8. Synopsis
**Introduction**

1. Introduction, description of the subject requirements. Overview of the
areas of artificial intelligence, its application in embedded systems and the
focus of the subject.

**Information processing in embedded AI systems**

2. Description of the data
analysis workflow. Outlier detection and data cleaning, handling missing data,
exploring the possibilities of knowledge modeling.

3. Analysis of the problems
and solutions of regression and classification in a hardware environment,
introduction to the related linear and logistic models.

4. Examination of the
clustering problem, study of dimensionality reduction options.

5. Introduction to artificial
intelligence sensor fusion methods for embedded applications.

6. Introduction to neural
networks. Demonstration the effect of noise on the learning process. Examining
the problems of overlearning, early stopping and backtracking on different
platforms. Decomposition of the sample set into training, test and validation
sets.

7. Description of the
functionality of convolutional neural networks. Presentation of a pattern
recognition system that can be run in an embedded environment.

8. Study of feedback neural
networks. Introduction to the possibilities of prediction.

9. Interpreting the output of
neurons. Demonstration of the importance of representation learning,
description of autoencoder.

**Embedded platforms for artificial intelligence applications**

10. Overview of application
limitations of general purpose devices (microcontroller, FPGA, general purpose
processor).

11. Presentation of target
hardware for implementing artificial intelligence on embedded platforms.

12. Presentation of smart
devices, smart watches capabilities for embedded AI.

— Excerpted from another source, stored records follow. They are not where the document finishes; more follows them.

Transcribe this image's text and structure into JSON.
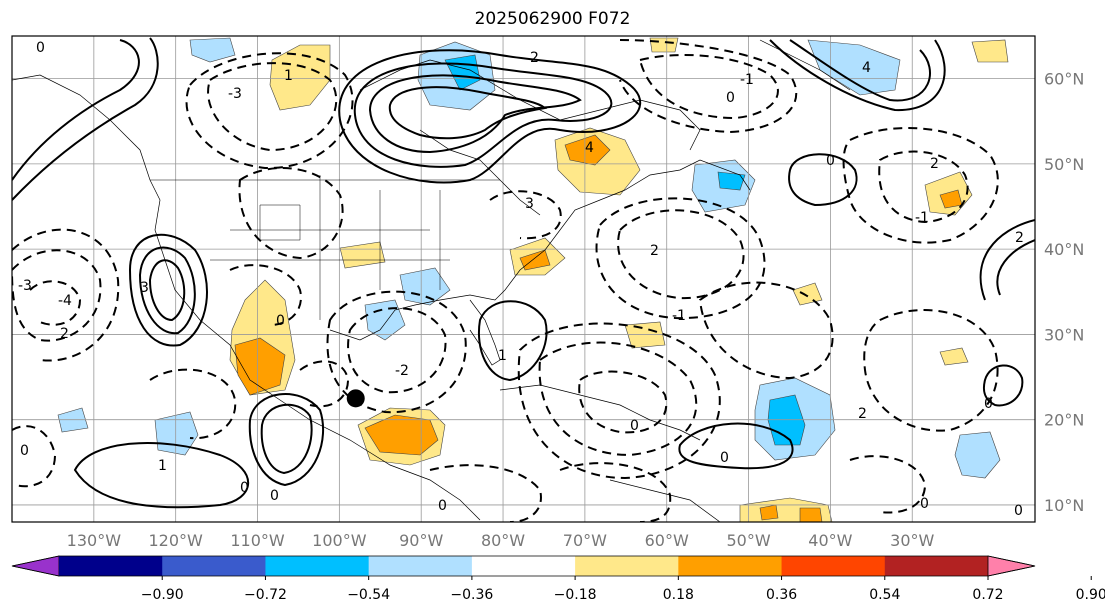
{
  "title": "2025062900 F072",
  "map": {
    "projection": "PlateCarree",
    "lon_range": [
      -140,
      -15
    ],
    "lat_range": [
      8,
      65
    ],
    "lon_ticks": [
      "130°W",
      "120°W",
      "110°W",
      "100°W",
      "90°W",
      "80°W",
      "70°W",
      "60°W",
      "50°W",
      "40°W",
      "30°W"
    ],
    "lat_ticks": [
      "60°N",
      "50°N",
      "40°N",
      "30°N",
      "20°N",
      "10°N"
    ],
    "gridlines": true,
    "contour_labels": [
      "0",
      "1",
      "2",
      "3",
      "4",
      "-1",
      "-2",
      "-3",
      "-4",
      "-2",
      "2",
      "0",
      "1",
      "0",
      "2",
      "-1",
      "0",
      "-1",
      "2",
      "2",
      "0",
      "-1",
      "4",
      "-4"
    ],
    "marker": {
      "name": "center-dot",
      "lon": -98,
      "lat": 22.5
    }
  },
  "colorbar": {
    "ticks": [
      "−0.90",
      "−0.72",
      "−0.54",
      "−0.36",
      "−0.18",
      "0.18",
      "0.36",
      "0.54",
      "0.72",
      "0.90"
    ],
    "colors": [
      "#9932cc",
      "#00008b",
      "#3a5bcc",
      "#00bfff",
      "#b0e0ff",
      "#ffffff",
      "#ffe88a",
      "#ff9f00",
      "#ff4500",
      "#b22222",
      "#ff80aa"
    ],
    "extend": "both"
  }
}
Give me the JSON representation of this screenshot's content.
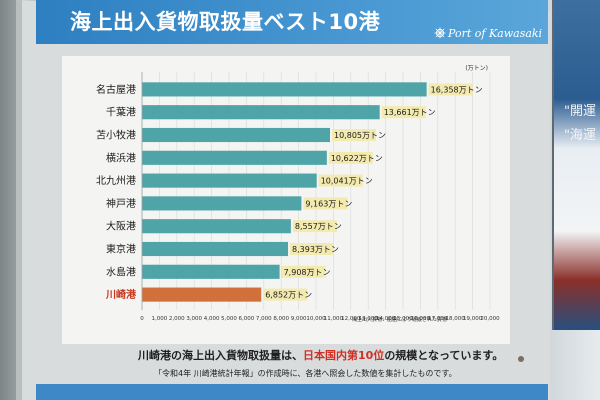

**Detailed topics of the exercises**

1. Application of linear and
logistic regression and classification in an embedded environment, using
examples with known physical models, testing the representational capabilities
of linear models, adding new variables to the model.

2. Challenges of high
dimensionality data, removing linear dependencies, applying principal component
analysis and singular value decomposition to dimensionality reduction on an
embedded platform, quantifying information loss, testing reversibility.

3. Sensor data integration,
noise management, measurements from different sources, fusion of different
measurement methods in hardware implementation.

4. Implementing applied neural
networks in embedded systems, investigating the impact of noise on learning,
calculating confidence of convergence, and discussing coupled over-learning,
early shutdown and backtracking challenges. Decomposition of samples into
training, test and validation sets.

5. Embedded application
examples of convolutional neural networks, impact of kernel sizes on
representability, explanatory analysis of learned feature vectors.

6. Time-series data analysis
on embedded platforms, comparative analysis of autoregressive (ARIMA) methods
and feedback neural network-based prediction architectures.

7. Unsupervised feature vector
learning, the impact of latent dimensionality on the representativeness of
models, sampling of generative models.